Traduction d'une canzone d'Annibal Caro (lié aux Farnèse) qui commence "Venite all' umbra de' gran gigli d'oro" et qui est composée au plus tôt dans la seconde moitié de 1553, vraisemblablement en 1554 (voir article en bibliographie). Henri Chamard fait l'hypothèse que la traduction de Du Bellay, qui est alors à Rome, est à peu près contemporaine du texte source.

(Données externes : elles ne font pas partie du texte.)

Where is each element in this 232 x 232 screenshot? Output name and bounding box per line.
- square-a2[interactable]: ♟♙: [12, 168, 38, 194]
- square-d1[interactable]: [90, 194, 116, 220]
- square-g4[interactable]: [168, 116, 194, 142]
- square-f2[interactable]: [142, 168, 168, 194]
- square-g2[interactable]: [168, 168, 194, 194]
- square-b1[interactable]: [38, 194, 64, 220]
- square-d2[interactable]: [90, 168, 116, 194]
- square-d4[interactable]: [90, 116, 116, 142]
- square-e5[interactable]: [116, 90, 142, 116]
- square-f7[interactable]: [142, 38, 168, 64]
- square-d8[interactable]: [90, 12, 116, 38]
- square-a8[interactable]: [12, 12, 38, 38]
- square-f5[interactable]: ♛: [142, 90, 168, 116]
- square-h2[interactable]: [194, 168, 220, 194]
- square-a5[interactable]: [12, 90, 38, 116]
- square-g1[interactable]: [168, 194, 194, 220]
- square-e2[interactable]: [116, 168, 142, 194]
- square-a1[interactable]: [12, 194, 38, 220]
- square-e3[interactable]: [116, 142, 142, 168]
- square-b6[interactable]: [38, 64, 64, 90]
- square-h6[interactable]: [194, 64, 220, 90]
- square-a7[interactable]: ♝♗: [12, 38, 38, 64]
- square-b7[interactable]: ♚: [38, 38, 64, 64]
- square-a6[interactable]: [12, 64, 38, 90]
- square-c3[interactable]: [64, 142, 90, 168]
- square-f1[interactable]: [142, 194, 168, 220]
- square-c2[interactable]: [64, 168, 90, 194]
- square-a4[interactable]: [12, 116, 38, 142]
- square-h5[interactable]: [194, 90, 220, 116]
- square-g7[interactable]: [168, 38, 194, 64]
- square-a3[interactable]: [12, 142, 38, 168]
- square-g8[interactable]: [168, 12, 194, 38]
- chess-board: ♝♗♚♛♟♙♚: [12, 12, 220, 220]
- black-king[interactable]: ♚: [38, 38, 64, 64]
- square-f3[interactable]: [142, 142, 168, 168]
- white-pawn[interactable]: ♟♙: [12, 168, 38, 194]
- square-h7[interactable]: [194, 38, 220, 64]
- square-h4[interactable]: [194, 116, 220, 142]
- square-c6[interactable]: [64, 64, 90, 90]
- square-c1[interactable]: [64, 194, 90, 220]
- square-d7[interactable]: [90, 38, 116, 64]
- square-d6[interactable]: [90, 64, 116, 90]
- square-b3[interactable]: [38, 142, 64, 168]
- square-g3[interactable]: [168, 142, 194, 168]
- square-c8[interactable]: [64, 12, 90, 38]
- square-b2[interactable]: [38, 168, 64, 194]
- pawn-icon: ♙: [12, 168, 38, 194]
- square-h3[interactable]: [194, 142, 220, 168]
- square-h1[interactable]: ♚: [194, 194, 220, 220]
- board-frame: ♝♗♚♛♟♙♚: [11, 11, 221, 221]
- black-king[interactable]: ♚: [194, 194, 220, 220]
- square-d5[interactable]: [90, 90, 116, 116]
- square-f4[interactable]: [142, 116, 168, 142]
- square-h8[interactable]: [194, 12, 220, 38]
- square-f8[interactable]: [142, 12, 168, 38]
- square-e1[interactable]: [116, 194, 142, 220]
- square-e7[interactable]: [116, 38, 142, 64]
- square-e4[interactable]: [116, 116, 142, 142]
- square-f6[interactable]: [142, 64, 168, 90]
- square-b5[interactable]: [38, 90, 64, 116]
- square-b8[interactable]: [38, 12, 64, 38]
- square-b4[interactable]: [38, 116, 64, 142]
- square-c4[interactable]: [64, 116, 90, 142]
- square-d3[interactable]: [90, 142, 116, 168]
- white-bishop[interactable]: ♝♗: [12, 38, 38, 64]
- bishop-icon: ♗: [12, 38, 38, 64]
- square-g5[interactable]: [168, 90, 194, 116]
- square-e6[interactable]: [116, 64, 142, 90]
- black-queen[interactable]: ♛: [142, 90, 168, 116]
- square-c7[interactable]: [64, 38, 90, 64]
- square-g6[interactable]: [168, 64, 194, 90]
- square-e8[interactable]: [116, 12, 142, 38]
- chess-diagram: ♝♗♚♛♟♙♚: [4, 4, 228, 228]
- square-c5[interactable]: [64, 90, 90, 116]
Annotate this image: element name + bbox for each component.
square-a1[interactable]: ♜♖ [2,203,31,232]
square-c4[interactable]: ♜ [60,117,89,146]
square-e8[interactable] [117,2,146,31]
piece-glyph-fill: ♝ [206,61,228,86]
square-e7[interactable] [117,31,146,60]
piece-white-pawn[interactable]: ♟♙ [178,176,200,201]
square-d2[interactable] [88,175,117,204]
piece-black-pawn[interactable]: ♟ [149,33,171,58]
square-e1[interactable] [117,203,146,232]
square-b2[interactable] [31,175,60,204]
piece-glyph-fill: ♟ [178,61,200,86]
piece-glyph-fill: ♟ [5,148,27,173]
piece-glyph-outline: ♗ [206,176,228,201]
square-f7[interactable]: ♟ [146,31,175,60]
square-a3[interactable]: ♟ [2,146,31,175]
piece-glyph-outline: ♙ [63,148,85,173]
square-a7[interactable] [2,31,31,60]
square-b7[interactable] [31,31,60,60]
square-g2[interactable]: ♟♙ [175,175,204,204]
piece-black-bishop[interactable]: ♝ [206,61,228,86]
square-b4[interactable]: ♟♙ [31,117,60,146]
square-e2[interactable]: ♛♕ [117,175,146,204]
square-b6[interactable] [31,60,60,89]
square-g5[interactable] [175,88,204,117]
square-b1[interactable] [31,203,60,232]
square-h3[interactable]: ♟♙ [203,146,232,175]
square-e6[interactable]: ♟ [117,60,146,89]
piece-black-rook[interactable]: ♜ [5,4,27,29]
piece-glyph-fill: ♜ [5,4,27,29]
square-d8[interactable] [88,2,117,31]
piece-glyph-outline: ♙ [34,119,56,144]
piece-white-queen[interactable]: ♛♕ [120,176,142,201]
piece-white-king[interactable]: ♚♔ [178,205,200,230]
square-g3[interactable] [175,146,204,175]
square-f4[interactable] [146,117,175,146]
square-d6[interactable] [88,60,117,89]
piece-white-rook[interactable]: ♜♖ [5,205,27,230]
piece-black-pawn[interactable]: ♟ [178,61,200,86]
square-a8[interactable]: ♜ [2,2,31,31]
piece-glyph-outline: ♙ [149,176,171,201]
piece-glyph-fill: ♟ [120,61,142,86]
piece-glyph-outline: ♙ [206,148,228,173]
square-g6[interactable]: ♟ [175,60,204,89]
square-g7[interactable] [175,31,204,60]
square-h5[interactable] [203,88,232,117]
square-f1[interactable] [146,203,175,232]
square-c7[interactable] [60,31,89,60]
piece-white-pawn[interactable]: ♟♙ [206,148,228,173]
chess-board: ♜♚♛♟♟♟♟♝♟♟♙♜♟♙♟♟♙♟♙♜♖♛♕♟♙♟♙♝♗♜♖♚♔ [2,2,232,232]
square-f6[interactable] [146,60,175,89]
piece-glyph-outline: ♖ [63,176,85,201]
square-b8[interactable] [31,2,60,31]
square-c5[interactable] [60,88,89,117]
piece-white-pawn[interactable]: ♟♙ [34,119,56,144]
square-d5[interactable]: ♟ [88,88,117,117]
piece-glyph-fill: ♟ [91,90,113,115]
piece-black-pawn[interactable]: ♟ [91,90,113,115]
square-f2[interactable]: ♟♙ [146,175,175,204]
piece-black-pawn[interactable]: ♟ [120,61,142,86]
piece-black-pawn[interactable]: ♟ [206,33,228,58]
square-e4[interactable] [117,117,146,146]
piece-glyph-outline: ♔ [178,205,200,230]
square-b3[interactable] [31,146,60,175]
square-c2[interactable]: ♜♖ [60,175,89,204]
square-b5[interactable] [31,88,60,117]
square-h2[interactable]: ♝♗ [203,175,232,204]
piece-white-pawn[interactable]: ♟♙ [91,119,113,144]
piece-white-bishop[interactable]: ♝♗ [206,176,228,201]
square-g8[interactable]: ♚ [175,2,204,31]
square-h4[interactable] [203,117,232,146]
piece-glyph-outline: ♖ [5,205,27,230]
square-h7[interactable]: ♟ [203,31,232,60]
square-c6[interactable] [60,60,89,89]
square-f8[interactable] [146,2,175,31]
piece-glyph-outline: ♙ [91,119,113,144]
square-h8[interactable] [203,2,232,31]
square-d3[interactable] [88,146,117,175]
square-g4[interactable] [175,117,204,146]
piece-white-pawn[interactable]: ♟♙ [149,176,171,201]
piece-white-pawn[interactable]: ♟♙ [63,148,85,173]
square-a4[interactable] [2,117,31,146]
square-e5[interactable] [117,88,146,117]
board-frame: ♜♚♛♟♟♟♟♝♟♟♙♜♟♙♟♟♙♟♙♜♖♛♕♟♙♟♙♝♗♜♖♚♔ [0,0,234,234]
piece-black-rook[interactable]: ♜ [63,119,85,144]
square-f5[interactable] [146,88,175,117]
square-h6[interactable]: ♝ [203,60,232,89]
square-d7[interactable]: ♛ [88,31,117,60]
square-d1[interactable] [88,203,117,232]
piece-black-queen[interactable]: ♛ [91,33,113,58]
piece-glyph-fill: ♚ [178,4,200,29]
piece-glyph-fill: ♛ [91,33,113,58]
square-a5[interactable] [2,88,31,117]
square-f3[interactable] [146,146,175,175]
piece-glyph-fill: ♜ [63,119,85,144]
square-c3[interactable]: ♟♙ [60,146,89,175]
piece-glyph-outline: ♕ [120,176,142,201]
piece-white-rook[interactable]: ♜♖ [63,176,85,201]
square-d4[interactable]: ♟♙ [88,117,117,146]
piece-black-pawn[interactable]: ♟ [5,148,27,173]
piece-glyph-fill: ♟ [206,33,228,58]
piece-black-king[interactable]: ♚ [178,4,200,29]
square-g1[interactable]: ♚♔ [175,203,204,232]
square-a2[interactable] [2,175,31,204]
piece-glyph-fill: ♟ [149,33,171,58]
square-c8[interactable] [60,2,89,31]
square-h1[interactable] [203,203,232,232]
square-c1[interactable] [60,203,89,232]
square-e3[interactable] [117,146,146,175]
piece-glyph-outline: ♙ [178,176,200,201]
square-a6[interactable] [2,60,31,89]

La dernière strophe s'adresse à la "Chanson" dont Henri Chamard fait toutefois remarquer qu'elle correspond parfaitement à la facture d'une ode pindarique dans laquelle chaque troisième strophe (épode) est un dizain d'heptasyllabes, alors que les strophes et les antistrophes sont des dizains d'octosyllabes
La première strophe, qui semble assez éloignée du texte de Caro, pose un problème d'interprétation : au v. 4-5 les "giacinti" (jacinthes) du texte italien sont traduites par "noz Marguerites" et la suite du poème engagerait à reconnaître sous cette image topique Marguerite de France et Marguerite de Navarre, si cette dernière n'était déjà morte depuis 4 ou 5 ans au moment de la composition du texte. Au demeurant la future reine Margot, fille de Henri II, ne paraît pas pouvoir être concernée par l'évocation, même si elle est née en mai 1553 : on s'expliquerait mal, malgré l'appel du jeu onomastique, que les Carites '"honor[ent]" davantage cette fillette que ses sœurs aînées, Claude et Elisabeth, toujours vivantes. L'hypothèse que la seconde Marguerite, "naïv[e] " (v. 4) et "bell[e] fleu[r]" (v. 14) protégée de la morsure du soleil par le nom de cet autre astre qu'est Henri II (v. 11-20) soit la femme du roi, Catherine de Médicis, paraît improbable et maladroite, surtout sous la plume avertie d'un Du Bellay, même si on pourrait penser que cette association inhabituelle pourrait procéder de celle - au contraire topique - de Catherine à Junon (v. 121), déesse dont le texte précise qu'elle est à la fois "compaigne / Et sœur" de Jupiter. Toutefois l'hypothèse reste peu convaincante.
À la rigueur, on pourrait plutôt imaginer que sous cette image Du Bellay évoque la maîtresse du roi, Diane de Poitiers, dont le prénom, lié à la lune pourrait expliquer l'allusion, v. 13-20, au risque de décoloration que le vrai soleil fait courir aux deux Marguerites. À notre connaissance, néanmoins, Du Bellay n'use pas ailleurs des images de la marguerite ou de la perle (traduction du latin margarita) pour parler de Diane de Poitiers. Même si cette dame peut paraître la grande absente d'un texte qui évoque en revanche la fille naturelle qu'a eue Henri II avec une maîtresse italienne mais qui porte le même prénom qu'elle, l'hypothèse nous paraît à ce stade beaucoup trop fragile pour que nous intégrions son nom à la liste des personnes évoquées par la pièce.
Dans la liste des relations indiquées, manque donc la personne non identifiée représentée par cette image florale et qui devrait se placer à côté du nom de Marguerite de France et avant celui de Henri II.